How can we run tests on production data without copying large amounts of data all the time?
We are thinking about integrating the Alfresco Content Services in one of our applications and are now confronted with the question of how we should go about development – in particular integration testing. We expect the ACS to harbour large amounts of data at some point in the future. This will make copying data to staging/test systems impractical. What would be ideal is if we could fire up a throw-away instance for development/testing that copies data on write from a production or at least staging system as we would not want our tests to corrupt the data all the time.
Has anyone had this issue before? How would you go about this problem?
We were thinking that we could implement a custom content store but this would only partially solve our problem because metadata would still come from the working store which is based on the RDBMS. This would result in discrepancies between the file contents and the metadata. We could also provide a custom implementation of the NodeService but it is not a supported extension point and we want to stay compatible with future ACS versions. Has anyone experience with custom implementations of the NodeService?
Re: How can we run tests on production data without copying large amounts of data all the time?
I don't know why you would consider customizing the NodeService to help with the "test against production data" problem.
Everyone faces the "how can my test data look as close to production as possible" problem. You can either approximate the production data with a test set that you re-load into a fresh repository when you are ready to test. Or, you can snapshot your database and content store volumes, spin up a clone of the production server, create volumes from the snapshots and attach those, and then run your tests.
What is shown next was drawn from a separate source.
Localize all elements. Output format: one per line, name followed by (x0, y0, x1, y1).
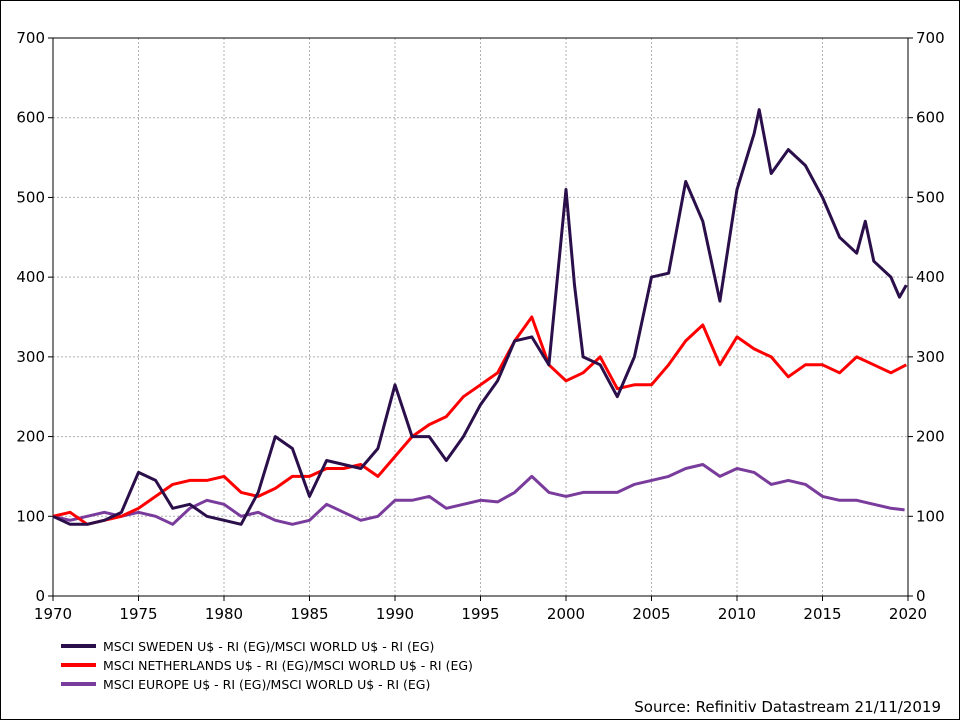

Of course the larger your production data gets the more time it takes to snapshot and clone the data but that's one of the costs you pay to test against actual production data.
One thing you might think about is this: If the actual content (the binary files and the metadata) is really going to affect the functioning of the application so much so that testing the system with anything but real production data is not sufficient, perhaps you are asking Alfresco to do too much and the architecture should be revisited.
Integration tests using the Alfresco SDK work quite well. And they can be developed to import a consistent and reusable test data set on each run. To me, this kind of setup is far preferable.